Stock mutual funds reduce your risk by investing in many stocks, often 50 or more. If a fund holds 50 stocks and one drops to zero, you lose only 2 percent of the value of the fund if the stock was an average holding. If the fund holds 100 stocks, you lose 1 percent, and a 200-stock fund loses only 0.5 percent if one stock goes. And don’t forget another advantage of stock mutual funds: A good fund manager is more likely to sidestep investment disasters than you are. Another way that stock funds reduce risk (and thus their volatility) is by investing in different types of stocks across various industries.
Different types of stocks don’t always move in tandem. So if smaller-company stocks are being beaten up, large-company stocks may be faring better. If growth companies are sluggish, value companies may be in vogue.
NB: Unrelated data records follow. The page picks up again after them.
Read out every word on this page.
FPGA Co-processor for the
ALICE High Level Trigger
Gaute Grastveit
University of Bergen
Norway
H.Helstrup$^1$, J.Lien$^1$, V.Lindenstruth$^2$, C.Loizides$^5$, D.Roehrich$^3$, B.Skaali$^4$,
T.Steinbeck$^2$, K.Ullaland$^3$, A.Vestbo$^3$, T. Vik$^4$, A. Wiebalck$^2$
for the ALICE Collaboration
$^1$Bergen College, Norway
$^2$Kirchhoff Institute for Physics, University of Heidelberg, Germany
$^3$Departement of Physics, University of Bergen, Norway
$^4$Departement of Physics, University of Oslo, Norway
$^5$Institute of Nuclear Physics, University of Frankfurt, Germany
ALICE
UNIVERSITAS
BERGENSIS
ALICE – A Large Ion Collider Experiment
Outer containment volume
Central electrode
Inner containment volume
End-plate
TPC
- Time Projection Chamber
You can diversify into various types of stocks by purchasing several stock funds, each of which focuses on different types of stocks. This diversification has two potential advantages. First, not all your money is riding in one stock fund and with one fund manager. Second, each of the different fund managers can focus on and track particular stock investing opportunities.
6.4 How Stock Funds Make Money?
When you invest in stock funds, you can make money in three ways:
o Dividends: Some stocks pay dividends. Many companies make profits and pay out some of these profits to shareholders in the form of dividends. Some high-growth companies reinvest most or all of their profits right back into the business. As a mutual fund investor, you can choose to receive your fund’s dividends as cash or reinvest them by purchasing more shares in the mutual fund. Unless you need the income to live on (if, for example, you’re retired), reinvest your dividends into buying more shares in the fund. If you do this outside of a retirement account, keep a record of those reinvestments because those additional purchases should be factored into the tax calculations you make when you sell the shares.
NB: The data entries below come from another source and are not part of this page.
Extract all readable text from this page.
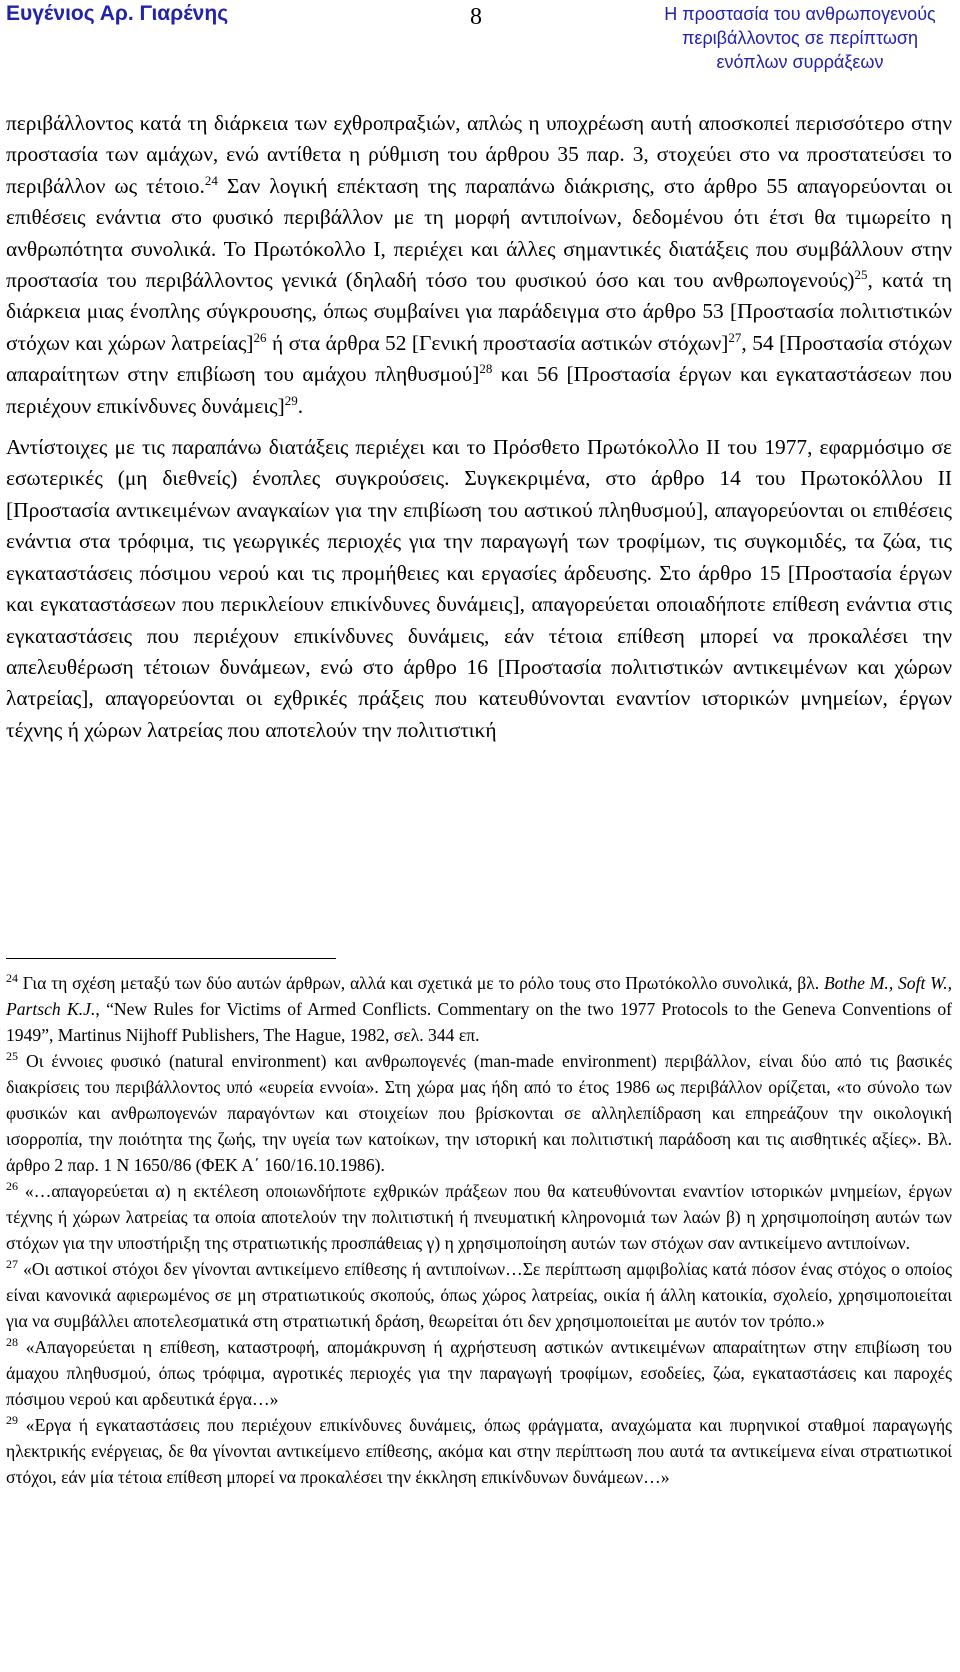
Ευγένιος Αρ. Γιαρένης	8	Η προστασία του ανθρωπογενούς
περιβάλλοντος σε περίπτωση
ενόπλων συρράξεων

περιβάλλοντος κατά τη διάρκεια των εχθροπραξιών, απλώς η υποχρέωση αυτή αποσκοπεί περισσότερο στην προστασία των αμάχων, ενώ αντίθετα η ρύθμιση του άρθρου 35 παρ. 3, στοχεύει στο να προστατεύσει το περιβάλλον ως τέτοιο.$^{24}$ Σαν λογική επέκταση της παραπάνω διάκρισης, στο άρθρο 55 απαγορεύονται οι επιθέσεις ενάντια στο φυσικό περιβάλλον με τη μορφή αντιποίνων, δεδομένου ότι έτσι θα τιμωρείτο η ανθρωπότητα συνολικά. Το Πρωτόκολλο Ι, περιέχει και άλλες σημαντικές διατάξεις που συμβάλλουν στην προστασία του περιβάλλοντος γενικά (δηλαδή τόσο του φυσικού όσο και του ανθρωπογενούς)$^{25}$, κατά τη διάρκεια μιας ένοπλης σύγκρουσης, όπως συμβαίνει για παράδειγμα στο άρθρο 53 [Προστασία πολιτιστικών στόχων και χώρων λατρείας]$^{26}$ ή στα άρθρα 52 [Γενική προστασία αστικών στόχων]$^{27}$, 54 [Προστασία στόχων απαραίτητων στην επιβίωση του αμάχου πληθυσμού]$^{28}$ και 56 [Προστασία έργων και εγκαταστάσεων που περιέχουν επικίνδυνες δυνάμεις]$^{29}$.

Αντίστοιχες με τις παραπάνω διατάξεις περιέχει και το Πρόσθετο Πρωτόκολλο ΙΙ του 1977, εφαρμόσιμο σε εσωτερικές (μη διεθνείς) ένοπλες συγκρούσεις. Συγκεκριμένα, στο άρθρο 14 του Πρωτοκόλλου ΙΙ [Προστασία αντικειμένων αναγκαίων για την επιβίωση του αστικού πληθυσμού], απαγορεύονται οι επιθέσεις ενάντια στα τρόφιμα, τις γεωργικές περιοχές για την παραγωγή των τροφίμων, τις συγκομιδές, τα ζώα, τις εγκαταστάσεις πόσιμου νερού και τις προμήθειες και εργασίες άρδευσης. Στο άρθρο 15 [Προστασία έργων και εγκαταστάσεων που περικλείουν επικίνδυνες δυνάμεις], απαγορεύεται οποιαδήποτε επίθεση ενάντια στις εγκαταστάσεις που περιέχουν επικίνδυνες δυνάμεις, εάν τέτοια επίθεση μπορεί να προκαλέσει την απελευθέρωση τέτοιων δυνάμεων, ενώ στο άρθρο 16 [Προστασία πολιτιστικών αντικειμένων και χώρων λατρείας], απαγορεύονται οι εχθρικές πράξεις που κατευθύνονται εναντίον ιστορικών μνημείων, έργων τέχνης ή χώρων λατρείας που αποτελούν την πολιτιστική

$^{24}$ Για τη σχέση μεταξύ των δύο αυτών άρθρων, αλλά και σχετικά με το ρόλο τους στο Πρωτόκολλο συνολικά, βλ. Bothe M., Soft W., Partsch K.J., “New Rules for Victims of Armed Conflicts. Commentary on the two 1977 Protocols to the Geneva Conventions of 1949”, Martinus Nijhoff Publishers, The Hague, 1982, σελ. 344 επ.

$^{25}$ Οι έννοιες φυσικό (natural environment) και ανθρωπογενές (man-made environment) περιβάλλον, είναι δύο από τις βασικές διακρίσεις του περιβάλλοντος υπό «ευρεία εννοία». Στη χώρα μας ήδη από το έτος 1986 ως περιβάλλον ορίζεται, «το σύνολο των φυσικών και ανθρωπογενών παραγόντων και στοιχείων που βρίσκονται σε αλληλεπίδραση και επηρεάζουν την οικολογική ισορροπία, την ποιότητα της ζωής, την υγεία των κατοίκων, την ιστορική και πολιτιστική παράδοση και τις αισθητικές αξίες». Βλ. άρθρο 2 παρ. 1 Ν 1650/86 (ΦΕΚ Α΄ 160/16.10.1986).

$^{26}$ «…απαγορεύεται α) η εκτέλεση οποιωνδήποτε εχθρικών πράξεων που θα κατευθύνονται εναντίον ιστορικών μνημείων, έργων τέχνης ή χώρων λατρείας τα οποία αποτελούν την πολιτιστική ή πνευματική κληρονομιά των λαών β) η χρησιμοποίηση αυτών των στόχων για την υποστήριξη της στρατιωτικής προσπάθειας γ) η χρησιμοποίηση αυτών των στόχων σαν αντικείμενο αντιποίνων.

$^{27}$ «Οι αστικοί στόχοι δεν γίνονται αντικείμενο επίθεσης ή αντιποίνων…Σε περίπτωση αμφιβολίας κατά πόσον ένας στόχος ο οποίος είναι κανονικά αφιερωμένος σε μη στρατιωτικούς σκοπούς, όπως χώρος λατρείας, οικία ή άλλη κατοικία, σχολείο, χρησιμοποιείται για να συμβάλλει αποτελεσματικά στη στρατιωτική δράση, θεωρείται ότι δεν χρησιμοποιείται με αυτόν τον τρόπο.»

$^{28}$ «Απαγορεύεται η επίθεση, καταστροφή, απομάκρυνση ή αχρήστευση αστικών αντικειμένων απαραίτητων στην επιβίωση του άμαχου πληθυσμού, όπως τρόφιμα, αγροτικές περιοχές για την παραγωγή τροφίμων, εσοδείες, ζώα, εγκαταστάσεις και παροχές πόσιμου νερού και αρδευτικά έργα…»

$^{29}$ «Εργα ή εγκαταστάσεις που περιέχουν επικίνδυνες δυνάμεις, όπως φράγματα, αναχώματα και πυρηνικοί σταθμοί παραγωγής ηλεκτρικής ενέργειας, δε θα γίνονται αντικείμενο επίθεσης, ακόμα και στην περίπτωση που αυτά τα αντικείμενα είναι στρατιωτικοί στόχοι, εάν μία τέτοια επίθεση μπορεί να προκαλέσει την έκκληση επικίνδυνων δυνάμεων…»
o Capital gains distributions: When a fund manager sells stocks for more than she paid for them, the resulting profits, known as capital gains, must be netted against losses and paid out to the fund’s shareholders. As with dividends, your capital gains distributions can be reinvested back into the fund. Gains from stock held for more than one year are known as long-term capital gains and are taxed at 20%
o Appreciation: The fund manager isn’t going to sell all the stocks that have gone up in value. Thus, the price per share of the fund should increase (unless the fund manager made poor picks or the market as a whole is doing poorly) to reflect the gains in unsold stocks. For you, these profits are on paper until you sell the fund and lock them in. Of course, if a fund’s stocks decline in value, the share price depreciates. Hold the fund for more than one year and you qualify for low long-term capital gains tax rates when you sell.
If you add together dividends, capital gains distributions, and appreciation, you arrive at the total return of a fund. Stocks (and the funds that invest in them) differ in the proportions that make up their total returns, particularly with respect to dividends.